Page tree

The Bulk Extractor Viewer (BEviewer) is a graphical interface for bulk_extractor, "a C++ program that scans a disk image, a file, or a directory of files and extracts useful information without parsing the file system or file system structures. The results can be easily inspected, parsed, or processed with automated tools. bulk_extractor also creates a histogram of features that it finds, as features that are more common tend to be more important."[1]

While originally intended for law enforcement, bulk_extractor can be used by digital archivists to quickly and thoroughly examine a disk image for a wide variety of information. The most common use for such analysis is locating personally identifiable information (PII) that a donor may want redacted before his or her materials are made publicly available, but bulk_extractor can locate other types of potentially sensitive information as well.

The instructions below take you through the process of running bulk_extractor via the Bulk Extractor Viewer utility, a GUI interface for running bulk_extractor and viewing the results. Archivists can view the results through the GUI and also further process them using the digital forensics tools in the BitCurator environment.

Step-by-step guide

Using bulk_extractor to Find Potentially Sensitive Information on a Disk Image

  1. The first step is to create a working directory to hold the bulk_extractor data. To do this, open Nautilus by double clicking on the "Home" folder on your desktop. Then right click anywhere on the white background (i.e., not on an existing folder), and click "Create New Folder" from the pull-down menu. You can name the directory as you see fit, but for this example we'll name the directory "test_data".

  2. Next open the Bulk Extractor Viewer utility by double clicking on the "Forensics Tools" folder on your desktop, and then double clicking on "Bulk Extractor Viewer".

  3. After Bulk Extractor Viewer opens, click on the gear icon with the down arrow to begin generating a report using bulk_extractor (see Figure 1).

    Figure 1: Click the gear icon to begin the bulk_extractor process.

  4. Clicking on the Generate a Report icon will open the "Run bulk_extractor" window. From this window you can specify the image you would like to analyze, the location of the output directory, and further refine the types of data objects bulk_extractor will search for.To begin your analysis, first select the type of media you want to scan, which in our case is a disk image, so we'll select the "image file" radial button (see Figure 2)

  5. Next, type or navigate to the location of the disk image in the "Image file" field (see Figure 2).
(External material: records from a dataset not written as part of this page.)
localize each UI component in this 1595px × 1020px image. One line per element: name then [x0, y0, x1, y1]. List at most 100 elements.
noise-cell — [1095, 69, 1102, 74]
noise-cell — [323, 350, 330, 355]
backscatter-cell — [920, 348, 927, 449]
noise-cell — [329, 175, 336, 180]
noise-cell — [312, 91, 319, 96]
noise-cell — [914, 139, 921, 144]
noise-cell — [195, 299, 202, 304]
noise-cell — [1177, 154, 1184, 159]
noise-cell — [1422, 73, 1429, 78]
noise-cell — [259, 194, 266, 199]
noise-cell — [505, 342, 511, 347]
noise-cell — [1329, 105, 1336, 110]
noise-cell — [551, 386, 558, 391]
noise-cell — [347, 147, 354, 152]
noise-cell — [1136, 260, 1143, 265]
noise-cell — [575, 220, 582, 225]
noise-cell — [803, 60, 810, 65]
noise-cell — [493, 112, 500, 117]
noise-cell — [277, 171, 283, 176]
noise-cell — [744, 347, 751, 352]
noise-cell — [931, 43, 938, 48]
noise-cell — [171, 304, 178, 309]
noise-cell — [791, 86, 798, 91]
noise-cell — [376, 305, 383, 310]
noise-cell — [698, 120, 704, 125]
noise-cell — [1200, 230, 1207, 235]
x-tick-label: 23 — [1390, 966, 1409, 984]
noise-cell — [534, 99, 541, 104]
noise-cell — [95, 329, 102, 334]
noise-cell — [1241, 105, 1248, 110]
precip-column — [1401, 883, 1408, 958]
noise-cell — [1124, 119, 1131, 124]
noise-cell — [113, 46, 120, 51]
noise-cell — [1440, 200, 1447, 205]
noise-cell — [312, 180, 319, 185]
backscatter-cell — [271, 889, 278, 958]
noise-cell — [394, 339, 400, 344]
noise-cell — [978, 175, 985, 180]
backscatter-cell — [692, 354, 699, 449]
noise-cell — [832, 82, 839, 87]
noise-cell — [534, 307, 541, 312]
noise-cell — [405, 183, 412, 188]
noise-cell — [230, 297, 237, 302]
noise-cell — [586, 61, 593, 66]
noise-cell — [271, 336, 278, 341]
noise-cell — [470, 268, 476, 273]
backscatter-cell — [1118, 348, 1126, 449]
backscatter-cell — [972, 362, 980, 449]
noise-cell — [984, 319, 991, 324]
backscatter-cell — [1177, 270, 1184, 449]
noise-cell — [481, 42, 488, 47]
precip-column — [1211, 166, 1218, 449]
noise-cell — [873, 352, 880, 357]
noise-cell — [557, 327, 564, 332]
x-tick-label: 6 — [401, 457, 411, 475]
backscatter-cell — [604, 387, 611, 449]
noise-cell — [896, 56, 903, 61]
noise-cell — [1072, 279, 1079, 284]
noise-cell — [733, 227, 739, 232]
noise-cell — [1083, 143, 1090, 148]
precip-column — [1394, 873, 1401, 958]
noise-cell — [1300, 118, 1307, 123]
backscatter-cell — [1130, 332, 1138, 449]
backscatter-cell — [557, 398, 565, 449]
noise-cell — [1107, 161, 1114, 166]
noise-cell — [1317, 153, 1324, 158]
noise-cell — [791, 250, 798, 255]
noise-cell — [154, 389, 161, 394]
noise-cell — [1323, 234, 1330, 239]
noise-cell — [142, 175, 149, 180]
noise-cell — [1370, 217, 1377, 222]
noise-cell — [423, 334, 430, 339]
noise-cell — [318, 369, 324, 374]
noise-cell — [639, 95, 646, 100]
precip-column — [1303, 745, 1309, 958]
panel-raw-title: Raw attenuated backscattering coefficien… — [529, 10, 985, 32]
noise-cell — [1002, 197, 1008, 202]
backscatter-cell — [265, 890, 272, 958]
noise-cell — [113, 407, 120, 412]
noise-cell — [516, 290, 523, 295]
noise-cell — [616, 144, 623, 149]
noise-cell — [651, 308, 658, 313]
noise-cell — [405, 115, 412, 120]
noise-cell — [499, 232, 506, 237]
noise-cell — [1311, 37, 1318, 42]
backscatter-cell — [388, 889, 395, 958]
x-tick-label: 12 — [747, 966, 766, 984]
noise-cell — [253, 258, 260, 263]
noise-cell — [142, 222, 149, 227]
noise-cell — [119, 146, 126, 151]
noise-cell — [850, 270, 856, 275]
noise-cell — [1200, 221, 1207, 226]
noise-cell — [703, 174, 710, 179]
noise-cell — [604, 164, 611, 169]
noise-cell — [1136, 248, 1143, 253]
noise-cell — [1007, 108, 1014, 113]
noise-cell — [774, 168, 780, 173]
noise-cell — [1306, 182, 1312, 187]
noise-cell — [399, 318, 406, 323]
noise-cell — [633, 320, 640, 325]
    Figure 2: The "Run bulk_extractor" window.

  6. Enter the name of the directory you wish to create for holding the Bulk Extractor output; Bulk Extractor Viewer will create this directory for you. For example, if you wanted to save the bulk_extractor output to a directory named "be_reports" in your working directory, you would enter "/home/bcadmin/[name of working directory]/be_reports" in the Output Feature Directory field. If the directory be_reports doesn't already exist, BE Viewer will create it for you.

  7. Optional: If desired, you may check or uncheck the scanner options from the list on the right (see Figure 3). You can refine your analysis of the disk image by choosing which "scanners" bulk_extractor employs. "Scanners" in bulk_extractor are modular sets of rules that allow bulk_extractor to find specific types of information on a disk image. For example, if you have the "accts" scanner selected, bulk_extractor will find objects (which it calls "features") such as credit card numbers, social security numbers, phone numbers, etc. A chart defining the various scanners, how they may be useful to you, and where they output their results can be found here.
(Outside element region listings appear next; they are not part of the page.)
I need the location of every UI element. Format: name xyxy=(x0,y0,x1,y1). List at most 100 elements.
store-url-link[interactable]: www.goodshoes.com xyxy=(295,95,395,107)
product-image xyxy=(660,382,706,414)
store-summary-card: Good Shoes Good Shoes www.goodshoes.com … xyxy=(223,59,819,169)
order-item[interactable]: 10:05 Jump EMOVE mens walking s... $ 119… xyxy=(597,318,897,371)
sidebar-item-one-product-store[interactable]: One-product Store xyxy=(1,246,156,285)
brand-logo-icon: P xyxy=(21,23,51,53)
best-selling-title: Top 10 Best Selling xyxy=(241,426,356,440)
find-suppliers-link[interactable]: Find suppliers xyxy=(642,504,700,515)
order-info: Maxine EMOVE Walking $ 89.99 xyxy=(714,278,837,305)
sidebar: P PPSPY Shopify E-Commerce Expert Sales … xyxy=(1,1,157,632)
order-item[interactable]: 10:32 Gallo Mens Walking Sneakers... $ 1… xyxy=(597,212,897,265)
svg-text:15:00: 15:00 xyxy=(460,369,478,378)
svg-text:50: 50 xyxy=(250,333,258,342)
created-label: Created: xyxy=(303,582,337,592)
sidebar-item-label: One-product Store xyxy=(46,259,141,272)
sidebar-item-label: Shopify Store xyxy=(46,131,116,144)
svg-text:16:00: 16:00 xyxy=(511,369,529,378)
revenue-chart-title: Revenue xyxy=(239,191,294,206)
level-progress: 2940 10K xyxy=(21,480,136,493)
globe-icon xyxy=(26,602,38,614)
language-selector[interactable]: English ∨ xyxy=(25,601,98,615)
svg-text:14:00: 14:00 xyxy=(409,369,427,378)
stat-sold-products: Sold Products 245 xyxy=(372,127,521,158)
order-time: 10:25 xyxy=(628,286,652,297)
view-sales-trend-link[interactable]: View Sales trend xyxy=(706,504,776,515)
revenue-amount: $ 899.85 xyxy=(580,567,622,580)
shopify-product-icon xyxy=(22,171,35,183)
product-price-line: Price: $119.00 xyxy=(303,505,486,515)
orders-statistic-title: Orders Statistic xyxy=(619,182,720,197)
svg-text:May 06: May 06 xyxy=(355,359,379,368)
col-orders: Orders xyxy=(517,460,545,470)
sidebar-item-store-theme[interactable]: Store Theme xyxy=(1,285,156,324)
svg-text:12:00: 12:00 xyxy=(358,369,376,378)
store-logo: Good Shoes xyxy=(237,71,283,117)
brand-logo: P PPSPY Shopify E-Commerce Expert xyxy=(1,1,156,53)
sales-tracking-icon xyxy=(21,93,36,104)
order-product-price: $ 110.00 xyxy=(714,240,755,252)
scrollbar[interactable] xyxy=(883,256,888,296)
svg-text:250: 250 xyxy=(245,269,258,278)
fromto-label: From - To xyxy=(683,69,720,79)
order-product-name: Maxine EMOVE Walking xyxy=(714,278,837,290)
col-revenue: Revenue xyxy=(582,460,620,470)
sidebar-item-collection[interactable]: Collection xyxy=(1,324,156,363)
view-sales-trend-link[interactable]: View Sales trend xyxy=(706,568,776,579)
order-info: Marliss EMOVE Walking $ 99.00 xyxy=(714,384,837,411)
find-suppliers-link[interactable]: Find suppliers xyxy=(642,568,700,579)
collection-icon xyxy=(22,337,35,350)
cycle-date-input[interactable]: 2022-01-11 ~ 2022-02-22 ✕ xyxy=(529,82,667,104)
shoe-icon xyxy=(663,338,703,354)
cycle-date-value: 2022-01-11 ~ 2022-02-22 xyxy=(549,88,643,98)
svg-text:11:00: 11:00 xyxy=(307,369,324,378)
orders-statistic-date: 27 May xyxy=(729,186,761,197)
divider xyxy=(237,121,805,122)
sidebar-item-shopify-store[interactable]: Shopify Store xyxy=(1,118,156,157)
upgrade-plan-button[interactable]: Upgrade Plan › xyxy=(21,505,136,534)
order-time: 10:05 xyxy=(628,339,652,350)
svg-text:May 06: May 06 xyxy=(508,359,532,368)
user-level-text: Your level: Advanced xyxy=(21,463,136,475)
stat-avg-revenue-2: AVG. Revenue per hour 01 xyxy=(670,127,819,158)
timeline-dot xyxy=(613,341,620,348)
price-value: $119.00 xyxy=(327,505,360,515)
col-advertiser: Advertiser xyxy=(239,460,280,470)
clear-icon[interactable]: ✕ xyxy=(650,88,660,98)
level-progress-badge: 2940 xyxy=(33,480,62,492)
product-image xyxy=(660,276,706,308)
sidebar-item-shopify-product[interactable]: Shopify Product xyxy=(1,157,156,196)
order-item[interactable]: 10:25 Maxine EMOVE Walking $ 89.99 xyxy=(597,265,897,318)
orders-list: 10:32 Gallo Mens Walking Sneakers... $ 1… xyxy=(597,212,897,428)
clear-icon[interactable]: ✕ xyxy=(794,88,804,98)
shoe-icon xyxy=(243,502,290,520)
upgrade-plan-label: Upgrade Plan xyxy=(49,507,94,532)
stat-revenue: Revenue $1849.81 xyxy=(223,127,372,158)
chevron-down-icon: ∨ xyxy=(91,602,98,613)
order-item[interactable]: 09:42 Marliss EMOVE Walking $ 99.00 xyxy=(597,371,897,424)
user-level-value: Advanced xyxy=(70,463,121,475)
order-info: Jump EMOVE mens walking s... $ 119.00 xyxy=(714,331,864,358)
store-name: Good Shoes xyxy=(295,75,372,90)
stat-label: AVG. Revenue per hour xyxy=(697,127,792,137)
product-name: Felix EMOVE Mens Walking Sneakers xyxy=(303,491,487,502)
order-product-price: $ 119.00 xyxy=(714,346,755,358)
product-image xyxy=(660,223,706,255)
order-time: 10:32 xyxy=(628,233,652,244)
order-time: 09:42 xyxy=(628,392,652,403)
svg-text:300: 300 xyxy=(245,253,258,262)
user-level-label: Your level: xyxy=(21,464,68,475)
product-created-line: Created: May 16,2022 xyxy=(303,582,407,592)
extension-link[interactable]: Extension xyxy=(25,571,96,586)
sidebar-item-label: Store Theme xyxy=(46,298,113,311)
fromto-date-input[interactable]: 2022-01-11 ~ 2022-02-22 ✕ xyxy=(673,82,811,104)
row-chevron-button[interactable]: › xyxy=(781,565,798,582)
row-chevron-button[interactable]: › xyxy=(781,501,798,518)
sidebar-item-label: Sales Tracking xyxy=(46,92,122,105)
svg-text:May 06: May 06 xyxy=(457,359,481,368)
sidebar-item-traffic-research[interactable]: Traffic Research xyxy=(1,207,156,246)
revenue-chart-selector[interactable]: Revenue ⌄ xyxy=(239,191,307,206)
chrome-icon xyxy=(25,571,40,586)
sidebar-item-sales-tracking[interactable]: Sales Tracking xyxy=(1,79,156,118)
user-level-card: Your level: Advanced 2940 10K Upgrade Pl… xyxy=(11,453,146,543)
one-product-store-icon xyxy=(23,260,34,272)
    Figure 3: Scanner options in the Bulk Extractor Viewer.

    Note: Because bulk_extractor generates a large number of files, it requires a new directory for the output. Bulk_extractor will create the new directory. If you navigate to the output directory instead of type it in, a window will open asking you for the path to the new directory along with its name. In our example, the output directory would be "/home/bcadmin/test_data/" and the new directory to be created by bulk_extractor would be called "be_data" (see Figure 4).

    Figure 4: The "Name the output folder for bulk_extractor.

  8. Finally, click the "Start bulk_extractor" button at the bottom of the screen to begin the scan.

  9. Once bulk_extractor has finished analyzing the disk image, you can view the output by selecting the new report in the "Reports" window of Bulk Extractor Viewer. The report will be named after the Features Output Directory you created in step 6, so in our example we will see "be_report" (see Figure 5). Once you select the report, you will see a listing of each scanner for which a feature was found by bulk_extractor. Selecting a specific scanner or its histogram will cause the features to be listed in the window to the right. Selecting a specific feature will show the file in which it is located to be displayed in the "Image" window.

    Figure 5: View the bulk_extractor report.